Is there a HOP down ? Use traceroute to find out what the hops are between you and the target host. The route from my machine to LPI's web-server for instance can be determined by issuing the command traceroute -I www.lpi.org:
# traceroute -I www.lpi.org traceroute to www.lpi.org (209.167.177.93), 30 hops max, 38 byte packets 1 fertuut.snowgroningen (192.168.2.1) 0.555 ms 0.480 ms 0.387 ms 2 wc-1.r-195-85-156.essentkabel.com (195.85.156.1) 30.910 ms 26.352 ms 19.406 ms 3 HgvL-WebConHgv.castel.nl (195.85.153.145) 19.296 ms 28.656 ms 29.204 ms 4 S-AMS-IxHgv.castel.nl (195.85.155.2) 172.813 ms 199.017 ms 95.894 ms 5 f04-08.ams-icr-03.carrier1.net (212.4.194.13) 118.879 ms 84.262 ms 130.855 ms 6 g02-00.amd-bbr-01.carrier1.net (212.4.211.197) 30.790 ms 45.073 ms 28.631 ms 7 p08-00.lon-bbr-02.carrier1.net (212.4.193.165) 178.978 ms 211.696 ms 301.321 ms 8 p13-02.nyc-bbr-01.carrier1.net (212.4.200.89) 189.606 ms 413.708 ms 194.794 ms 9 g01-00.nyc-pni-02.carrier1.net (212.4.193.198) 134.624 ms 182.647 ms 411.876 ms 10 500.POS2-1.GW14.NYC4.ALTER.NET (157.130.94.249) 199.503 ms 139.083 ms 158.804 ms 11 578.ATM3-0.XR2.NYC4.ALTER.NET (152.63.26.242) 122.309 ms 191.783 ms 297.066 ms 12 188.at-1-0-0.XR2.NYC8.ALTER.NET (152.63.18.90) 212.805 ms 193.841 ms 94.278 ms 13 0.so-2-2-0.XL2.NYC8.ALTER.NET (152.63.19.33) 131.535 ms 131.768 ms 152.717 ms 14 0.so-2-0-0.TL2.NYC8.ALTER.NET (152.63.0.185) 198.645 ms 136.199 ms 274.059 ms 15 0.so-3-0-0.TL2.TOR2.ALTER.NET (152.63.2.86) 232.886 ms 188.511 ms 166.256 ms 16 POS1-0.XR2.TOR2.ALTER.NET (152.63.2.78) 153.015 ms 157.076 ms 150.759 ms 17 POS7-0.GW4.TOR2.ALTER.NET (152.63.131.141) 143.956 ms 146.313 ms 141.405 ms 18 akainn-gw.customer.alter.net (209.167.167.118) 384.687 ms 310.406 ms 302.744 ms 19 new.lpi.org (209.167.177.93) 348.981 ms 356.486 ms 328.069 ms
Can other machines in the network reach the firewall? Use ping, or login to the firewall from that machine or try viewing a web page on the internet from that machine.
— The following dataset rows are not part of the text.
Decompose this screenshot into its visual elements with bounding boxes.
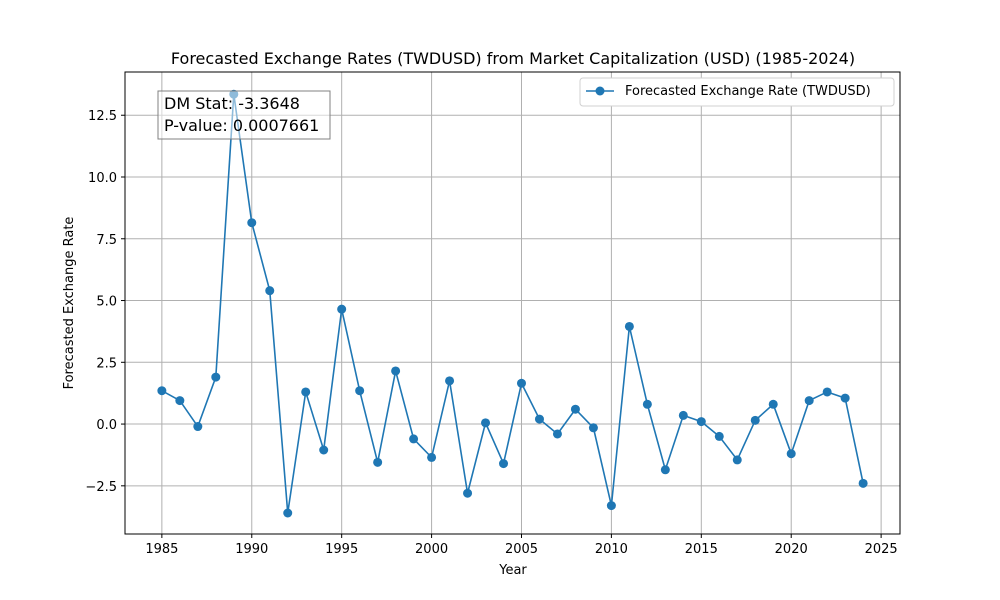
data-point [660,465,670,475]
data-point [714,431,724,441]
x-tick-label: 1985 [145,542,178,557]
legend-marker-swatch [595,86,605,96]
data-point [696,417,706,427]
data-point [678,410,688,420]
data-point [606,501,616,511]
y-axis-label: Forecasted Exchange Rate [62,217,77,390]
data-point [534,414,544,424]
data-point [732,455,742,465]
data-point [552,429,562,439]
data-point [481,418,491,428]
data-point [427,452,437,462]
chart-title: Forecasted Exchange Rates (TWDUSD) from … [171,49,855,68]
data-points [157,89,868,518]
y-axis: −2.5 0.0 2.5 5.0 7.5 10.0 12.5 [85,109,125,495]
data-point [193,422,203,432]
data-point [355,386,365,396]
data-point [804,396,814,406]
x-tick-label: 2020 [775,542,808,557]
y-tick-label: 0.0 [96,418,117,433]
data-point [588,423,598,433]
x-tick-label: 2005 [505,542,538,557]
data-point [768,399,778,409]
stats-box [157,90,331,140]
x-tick-label: 2025 [865,542,898,557]
data-point [858,478,868,488]
y-tick-label: 12.5 [88,109,117,124]
data-point [516,378,526,388]
stats-annotation: DM Stat: -3.3648 P-value: 0.0007661 [157,90,331,140]
data-point [840,393,850,403]
data-point [265,286,275,296]
data-point [463,488,473,498]
data-point [157,386,167,396]
y-tick-label: 7.5 [96,233,117,248]
data-point [409,434,419,444]
data-point [499,459,509,469]
data-point [373,457,383,467]
x-tick-label: 2000 [415,542,448,557]
x-tick-label: 2010 [595,542,628,557]
legend: Forecasted Exchange Rate (TWDUSD) [579,77,895,107]
data-point [211,372,221,382]
y-tick-label: 10.0 [88,171,117,186]
data-point [175,396,185,406]
plot-frame [124,71,901,535]
data-point [786,449,796,459]
p-value-text: P-value: 0.0007661 [164,116,319,135]
x-axis-label: Year [498,563,527,578]
data-point [247,218,257,228]
y-tick-label: 2.5 [96,356,117,371]
grid [125,72,900,534]
data-point [822,387,832,397]
data-point [337,304,347,314]
x-tick-label: 1995 [325,542,358,557]
data-point [319,445,329,455]
data-point [750,415,760,425]
data-point [642,399,652,409]
x-tick-label: 1990 [235,542,268,557]
dm-stat-text: DM Stat: -3.3648 [164,94,300,113]
x-axis: 1985 1990 1995 2000 2005 2010 2015 2020 2025 [145,534,898,557]
y-tick-label: −2.5 [85,480,117,495]
data-point [391,366,401,376]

Does the firewall block the traffic to that particular machine? Maybe someone doesn't want you to look at that particular site and has instructed the firewall to block traffic to and/or from that site.
Inspect the firewall. The problem seems to be on the firewall. Test the interfaces on the firewall, inspect the firewalling rules, check the cabling etc.
Is our eth0 interface up? This can be tested by issuing the command ifconfig eth0.
Are your route definitions as they should be? Think of things like default gateway. The route table can be viewed by issuing the command route -n.
Is there a physical reason for the problem? Check if the the problem is in the cabling. This could be a defective cable or a badly shielded one. Putting power supply cabling and data cabling through the same tube without metal shielding between the two of them can cause unpredictable, hard to reproduce, errors in the data transmission.